Archbishop speaks of damage to Niger Delta environment

PA

An aerial view of the Bonny oil terminal in the Niger Delta

An aerial view of the Bonny oil terminal in the Niger Delta

THE Archbishop of York, Dr Sentamu, has accused oil companies that operate in Nigeria of “environmental genocide”.

Speaking at the launch of an interim report by the Bayelsa State Oil and Environmental Commission — which works with industry and environmental experts to investigate the impact of oil spills and the environmental and social damage done by oil companies in Bayelsa State in the Niger Delta, Nigeria — Dr Sentamu accused Shell, AGIP, and other oil companies of causing devastation to the environment in the region.

The report states that 40 million litres of oil are spilled in the Niger Delta each year, eight times more than is spilled in the United States, which is the world’s largest producer and consumer of oil. This equates to one barrel a day for every man, woman, and child living in Bayelsa.

Such devastation would never be permitted to continue in Europe or the United States, Dr Sentamu said at the launch. “It is estimated that the consequences of oil spills may kill around 16,000 infants in the Niger Delta annually within their first month of life.

“Our environment knows no bounds.

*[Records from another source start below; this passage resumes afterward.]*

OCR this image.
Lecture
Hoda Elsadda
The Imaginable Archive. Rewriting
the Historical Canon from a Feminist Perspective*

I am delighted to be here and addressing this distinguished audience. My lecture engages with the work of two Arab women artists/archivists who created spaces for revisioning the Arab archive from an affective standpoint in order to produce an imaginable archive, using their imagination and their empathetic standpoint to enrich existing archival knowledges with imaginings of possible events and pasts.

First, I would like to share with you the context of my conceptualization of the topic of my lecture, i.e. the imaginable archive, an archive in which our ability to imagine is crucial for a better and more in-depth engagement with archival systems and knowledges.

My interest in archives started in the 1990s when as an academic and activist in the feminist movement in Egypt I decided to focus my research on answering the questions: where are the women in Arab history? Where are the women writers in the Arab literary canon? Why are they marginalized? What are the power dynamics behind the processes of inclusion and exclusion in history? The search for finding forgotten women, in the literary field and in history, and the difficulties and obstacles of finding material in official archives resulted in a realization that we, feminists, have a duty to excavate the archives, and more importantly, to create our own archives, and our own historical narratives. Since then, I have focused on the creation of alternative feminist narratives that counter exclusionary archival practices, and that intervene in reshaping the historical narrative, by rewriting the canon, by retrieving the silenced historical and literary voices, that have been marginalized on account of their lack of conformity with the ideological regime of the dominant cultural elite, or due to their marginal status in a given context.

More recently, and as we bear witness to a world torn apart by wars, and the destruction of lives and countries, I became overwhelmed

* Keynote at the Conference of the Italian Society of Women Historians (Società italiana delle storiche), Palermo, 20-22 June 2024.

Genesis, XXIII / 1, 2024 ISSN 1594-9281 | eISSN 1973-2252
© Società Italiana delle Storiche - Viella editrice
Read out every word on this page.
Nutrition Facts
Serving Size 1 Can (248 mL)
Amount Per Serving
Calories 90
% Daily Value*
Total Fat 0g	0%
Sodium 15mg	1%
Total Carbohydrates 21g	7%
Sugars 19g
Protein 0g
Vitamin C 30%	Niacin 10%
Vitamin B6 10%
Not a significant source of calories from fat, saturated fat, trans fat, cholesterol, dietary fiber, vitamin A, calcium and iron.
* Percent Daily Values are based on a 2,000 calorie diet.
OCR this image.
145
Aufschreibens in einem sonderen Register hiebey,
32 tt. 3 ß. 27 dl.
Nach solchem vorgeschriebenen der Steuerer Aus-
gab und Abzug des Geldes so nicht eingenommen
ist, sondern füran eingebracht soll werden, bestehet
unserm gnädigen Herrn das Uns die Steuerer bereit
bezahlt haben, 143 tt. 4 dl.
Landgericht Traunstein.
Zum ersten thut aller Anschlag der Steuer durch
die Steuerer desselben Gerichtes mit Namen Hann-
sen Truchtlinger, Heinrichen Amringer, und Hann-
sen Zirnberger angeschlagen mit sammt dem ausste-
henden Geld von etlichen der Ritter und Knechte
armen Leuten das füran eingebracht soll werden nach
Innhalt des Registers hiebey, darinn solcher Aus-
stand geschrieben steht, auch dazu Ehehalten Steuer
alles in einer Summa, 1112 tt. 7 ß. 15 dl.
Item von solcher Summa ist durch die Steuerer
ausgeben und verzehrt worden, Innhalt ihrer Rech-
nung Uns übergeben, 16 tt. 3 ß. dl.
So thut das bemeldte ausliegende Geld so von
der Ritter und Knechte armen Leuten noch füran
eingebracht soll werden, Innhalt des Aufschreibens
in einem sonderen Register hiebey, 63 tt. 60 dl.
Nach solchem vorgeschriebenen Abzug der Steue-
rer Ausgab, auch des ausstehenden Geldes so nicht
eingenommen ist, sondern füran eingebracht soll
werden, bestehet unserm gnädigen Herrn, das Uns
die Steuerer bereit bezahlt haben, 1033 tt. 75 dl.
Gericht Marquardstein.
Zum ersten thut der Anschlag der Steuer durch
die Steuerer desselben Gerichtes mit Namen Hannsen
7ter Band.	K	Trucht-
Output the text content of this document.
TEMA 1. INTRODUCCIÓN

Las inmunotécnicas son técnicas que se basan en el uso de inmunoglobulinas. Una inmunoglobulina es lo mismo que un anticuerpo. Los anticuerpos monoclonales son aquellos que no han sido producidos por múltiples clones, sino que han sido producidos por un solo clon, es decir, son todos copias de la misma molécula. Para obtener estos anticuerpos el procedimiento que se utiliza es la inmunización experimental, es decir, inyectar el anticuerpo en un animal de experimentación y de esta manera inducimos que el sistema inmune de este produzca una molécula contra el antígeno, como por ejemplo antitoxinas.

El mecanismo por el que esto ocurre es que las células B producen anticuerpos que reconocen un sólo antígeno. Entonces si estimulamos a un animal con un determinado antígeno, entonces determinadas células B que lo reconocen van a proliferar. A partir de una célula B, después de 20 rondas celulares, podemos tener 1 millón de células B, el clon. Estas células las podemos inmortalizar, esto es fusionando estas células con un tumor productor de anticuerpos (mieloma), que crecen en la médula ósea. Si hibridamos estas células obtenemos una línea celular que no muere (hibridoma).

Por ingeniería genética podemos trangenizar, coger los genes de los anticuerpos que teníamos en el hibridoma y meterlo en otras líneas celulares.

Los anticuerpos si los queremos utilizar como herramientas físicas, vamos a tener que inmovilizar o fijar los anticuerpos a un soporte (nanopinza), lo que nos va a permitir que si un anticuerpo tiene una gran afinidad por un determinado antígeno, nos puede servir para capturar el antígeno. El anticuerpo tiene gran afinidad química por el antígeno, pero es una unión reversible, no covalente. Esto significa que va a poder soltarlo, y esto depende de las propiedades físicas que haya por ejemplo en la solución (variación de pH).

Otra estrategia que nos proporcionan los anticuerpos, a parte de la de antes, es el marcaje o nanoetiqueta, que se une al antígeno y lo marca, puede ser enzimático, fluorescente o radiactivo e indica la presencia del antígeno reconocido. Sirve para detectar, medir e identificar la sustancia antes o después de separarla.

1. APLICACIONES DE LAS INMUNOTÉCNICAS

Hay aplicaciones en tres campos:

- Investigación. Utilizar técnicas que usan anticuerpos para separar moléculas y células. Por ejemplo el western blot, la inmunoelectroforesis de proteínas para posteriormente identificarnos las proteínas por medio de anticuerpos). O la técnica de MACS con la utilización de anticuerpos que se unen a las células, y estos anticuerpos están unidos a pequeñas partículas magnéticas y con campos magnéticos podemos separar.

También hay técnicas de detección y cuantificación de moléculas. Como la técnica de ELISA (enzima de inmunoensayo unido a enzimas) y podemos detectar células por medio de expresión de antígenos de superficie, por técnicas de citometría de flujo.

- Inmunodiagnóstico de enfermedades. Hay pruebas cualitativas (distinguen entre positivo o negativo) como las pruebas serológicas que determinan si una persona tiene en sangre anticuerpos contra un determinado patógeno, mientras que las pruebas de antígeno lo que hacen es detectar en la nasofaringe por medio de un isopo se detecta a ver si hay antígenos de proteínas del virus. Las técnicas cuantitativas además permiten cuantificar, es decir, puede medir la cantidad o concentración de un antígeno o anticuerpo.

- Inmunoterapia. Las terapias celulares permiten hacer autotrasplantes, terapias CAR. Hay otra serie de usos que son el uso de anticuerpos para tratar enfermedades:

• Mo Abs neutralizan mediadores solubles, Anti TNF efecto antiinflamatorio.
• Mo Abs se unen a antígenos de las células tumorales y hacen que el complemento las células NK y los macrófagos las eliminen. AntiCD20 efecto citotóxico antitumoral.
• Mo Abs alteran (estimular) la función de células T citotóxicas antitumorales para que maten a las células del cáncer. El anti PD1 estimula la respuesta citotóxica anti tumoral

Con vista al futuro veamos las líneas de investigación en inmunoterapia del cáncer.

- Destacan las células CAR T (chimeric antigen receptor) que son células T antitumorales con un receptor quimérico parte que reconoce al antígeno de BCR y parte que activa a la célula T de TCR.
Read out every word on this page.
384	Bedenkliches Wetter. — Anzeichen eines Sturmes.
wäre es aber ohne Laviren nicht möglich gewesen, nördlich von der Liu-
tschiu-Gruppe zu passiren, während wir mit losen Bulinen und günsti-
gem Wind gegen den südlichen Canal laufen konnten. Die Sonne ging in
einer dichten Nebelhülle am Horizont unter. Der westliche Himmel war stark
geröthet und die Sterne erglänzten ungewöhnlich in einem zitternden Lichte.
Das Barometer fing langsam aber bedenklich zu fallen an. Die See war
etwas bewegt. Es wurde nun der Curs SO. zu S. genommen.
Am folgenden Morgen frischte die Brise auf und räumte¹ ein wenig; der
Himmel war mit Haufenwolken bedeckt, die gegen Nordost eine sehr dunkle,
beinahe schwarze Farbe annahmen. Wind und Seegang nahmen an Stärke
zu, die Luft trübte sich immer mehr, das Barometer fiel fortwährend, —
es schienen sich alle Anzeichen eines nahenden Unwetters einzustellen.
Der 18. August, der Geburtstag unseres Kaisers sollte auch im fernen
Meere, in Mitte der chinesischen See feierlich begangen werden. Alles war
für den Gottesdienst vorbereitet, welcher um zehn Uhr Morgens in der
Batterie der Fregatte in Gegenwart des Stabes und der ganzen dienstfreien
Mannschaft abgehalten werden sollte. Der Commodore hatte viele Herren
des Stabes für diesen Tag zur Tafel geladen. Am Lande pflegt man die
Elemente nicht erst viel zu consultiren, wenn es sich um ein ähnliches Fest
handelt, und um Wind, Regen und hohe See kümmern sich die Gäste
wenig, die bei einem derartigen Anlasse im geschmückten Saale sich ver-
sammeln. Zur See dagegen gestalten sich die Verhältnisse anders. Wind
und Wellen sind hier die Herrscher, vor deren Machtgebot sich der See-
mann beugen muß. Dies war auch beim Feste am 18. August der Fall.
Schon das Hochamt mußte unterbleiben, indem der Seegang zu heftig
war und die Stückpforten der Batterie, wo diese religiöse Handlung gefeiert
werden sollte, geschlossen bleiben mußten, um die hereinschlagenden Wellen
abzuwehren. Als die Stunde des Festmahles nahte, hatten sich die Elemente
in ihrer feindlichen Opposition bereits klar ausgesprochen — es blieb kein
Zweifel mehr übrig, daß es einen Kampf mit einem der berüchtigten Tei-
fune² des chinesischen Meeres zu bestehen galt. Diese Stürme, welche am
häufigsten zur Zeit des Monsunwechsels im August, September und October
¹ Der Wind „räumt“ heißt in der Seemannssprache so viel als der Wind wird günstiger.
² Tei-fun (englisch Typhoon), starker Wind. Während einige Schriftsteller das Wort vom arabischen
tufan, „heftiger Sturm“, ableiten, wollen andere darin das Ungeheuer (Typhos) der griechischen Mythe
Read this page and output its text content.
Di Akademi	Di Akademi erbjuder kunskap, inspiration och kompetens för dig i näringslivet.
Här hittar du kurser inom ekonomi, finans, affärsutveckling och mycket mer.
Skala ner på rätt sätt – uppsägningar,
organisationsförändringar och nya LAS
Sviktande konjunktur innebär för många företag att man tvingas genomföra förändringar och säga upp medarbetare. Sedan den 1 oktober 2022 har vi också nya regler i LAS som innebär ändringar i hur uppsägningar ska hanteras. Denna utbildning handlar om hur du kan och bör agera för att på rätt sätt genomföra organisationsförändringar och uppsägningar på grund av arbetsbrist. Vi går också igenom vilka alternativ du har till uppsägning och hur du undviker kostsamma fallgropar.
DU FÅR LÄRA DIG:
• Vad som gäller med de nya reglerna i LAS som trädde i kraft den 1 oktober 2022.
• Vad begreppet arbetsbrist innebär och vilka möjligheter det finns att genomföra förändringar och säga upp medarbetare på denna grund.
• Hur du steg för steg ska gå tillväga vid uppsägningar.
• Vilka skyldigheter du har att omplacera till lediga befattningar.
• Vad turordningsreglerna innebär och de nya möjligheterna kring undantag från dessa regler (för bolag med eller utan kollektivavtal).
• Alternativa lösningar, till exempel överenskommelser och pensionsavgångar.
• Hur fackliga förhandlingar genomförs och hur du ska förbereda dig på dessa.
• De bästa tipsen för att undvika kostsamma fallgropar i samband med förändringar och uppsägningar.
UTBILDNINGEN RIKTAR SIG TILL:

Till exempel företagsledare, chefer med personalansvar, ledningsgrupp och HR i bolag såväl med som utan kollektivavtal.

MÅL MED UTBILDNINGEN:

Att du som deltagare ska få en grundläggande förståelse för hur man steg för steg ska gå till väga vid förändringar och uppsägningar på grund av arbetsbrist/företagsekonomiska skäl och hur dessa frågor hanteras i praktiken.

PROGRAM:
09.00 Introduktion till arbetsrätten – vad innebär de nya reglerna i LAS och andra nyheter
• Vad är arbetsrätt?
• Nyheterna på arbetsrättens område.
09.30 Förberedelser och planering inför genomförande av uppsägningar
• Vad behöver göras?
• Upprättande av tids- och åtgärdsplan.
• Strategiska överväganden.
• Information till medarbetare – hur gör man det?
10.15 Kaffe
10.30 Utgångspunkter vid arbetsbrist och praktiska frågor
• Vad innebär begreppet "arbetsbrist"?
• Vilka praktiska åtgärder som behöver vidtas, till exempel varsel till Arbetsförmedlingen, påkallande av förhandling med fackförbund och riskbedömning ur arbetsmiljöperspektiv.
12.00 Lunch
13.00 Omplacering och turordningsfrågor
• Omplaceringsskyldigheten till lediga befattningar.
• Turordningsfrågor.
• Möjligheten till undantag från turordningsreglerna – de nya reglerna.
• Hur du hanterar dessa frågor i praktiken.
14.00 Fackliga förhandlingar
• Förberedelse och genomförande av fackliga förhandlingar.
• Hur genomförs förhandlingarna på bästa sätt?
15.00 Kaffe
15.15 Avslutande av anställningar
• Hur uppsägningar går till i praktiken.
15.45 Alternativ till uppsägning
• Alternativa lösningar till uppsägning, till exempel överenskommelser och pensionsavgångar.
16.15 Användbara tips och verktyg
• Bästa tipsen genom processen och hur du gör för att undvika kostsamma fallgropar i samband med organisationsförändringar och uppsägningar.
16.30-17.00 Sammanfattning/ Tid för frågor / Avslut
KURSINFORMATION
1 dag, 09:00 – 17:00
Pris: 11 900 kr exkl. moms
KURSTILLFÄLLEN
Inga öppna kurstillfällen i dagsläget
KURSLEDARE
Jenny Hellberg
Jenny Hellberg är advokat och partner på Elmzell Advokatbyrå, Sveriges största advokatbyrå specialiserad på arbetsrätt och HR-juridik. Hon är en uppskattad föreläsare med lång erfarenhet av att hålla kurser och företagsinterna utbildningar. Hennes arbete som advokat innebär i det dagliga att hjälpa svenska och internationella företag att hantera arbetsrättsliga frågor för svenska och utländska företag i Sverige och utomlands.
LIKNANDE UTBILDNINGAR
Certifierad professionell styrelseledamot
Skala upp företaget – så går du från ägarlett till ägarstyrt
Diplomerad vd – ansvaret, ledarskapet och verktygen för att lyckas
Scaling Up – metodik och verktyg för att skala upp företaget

We are all global citizens. It would never be acceptable to cause such environmental devastation in Europe or America, and accordingly it should never be acceptable in Africa or South America.

“Oil companies today have a moral obligation to uphold the same high environmental standards, wherever they operate, anything less is to knowingly continue an environmental genocide against the people of places like the Niger Delta.”

Bayelsa is the region where oil was first discovered in the country in the 1950s, but its discovery has led to vast environmental and human damage. The air, food, and water of hundreds of thousands of people in the region is contaminated; land and fishing grounds have been poisoned; and chronic diseases, including cancers, are on the rise.

Mangrove swamps and fragile wetland areas have been destroyed by oil spills, the Commission finds.

The Commission was set up by the Governor of Bayelsa State, Henry Seriake Dickson, earlier this year. He welcomed the publication of the interim report this week.

“The Commission has finally provided a voice for every man, woman, and child in Bayelsa that has struggled for over half a century with what can be deemed as environmental terrorism,” he said.

Chaired by the Archbishop, its commissioners include a former under-secretary-general at the United Nations, Baroness Amos, and a former President of Ghana, John Kufuor. The Commission has visited the region three times to see and hear about the devastation caused by oil spills and oil pollution.

The Commission will produce its final report in early 2020, which will set out recommendations for a new legal framework that ensures accountability and an action plan for a clean-up. It will also outline a global standard of behaviour for international oil companies in Bayelsa, Nigeria, or Africa.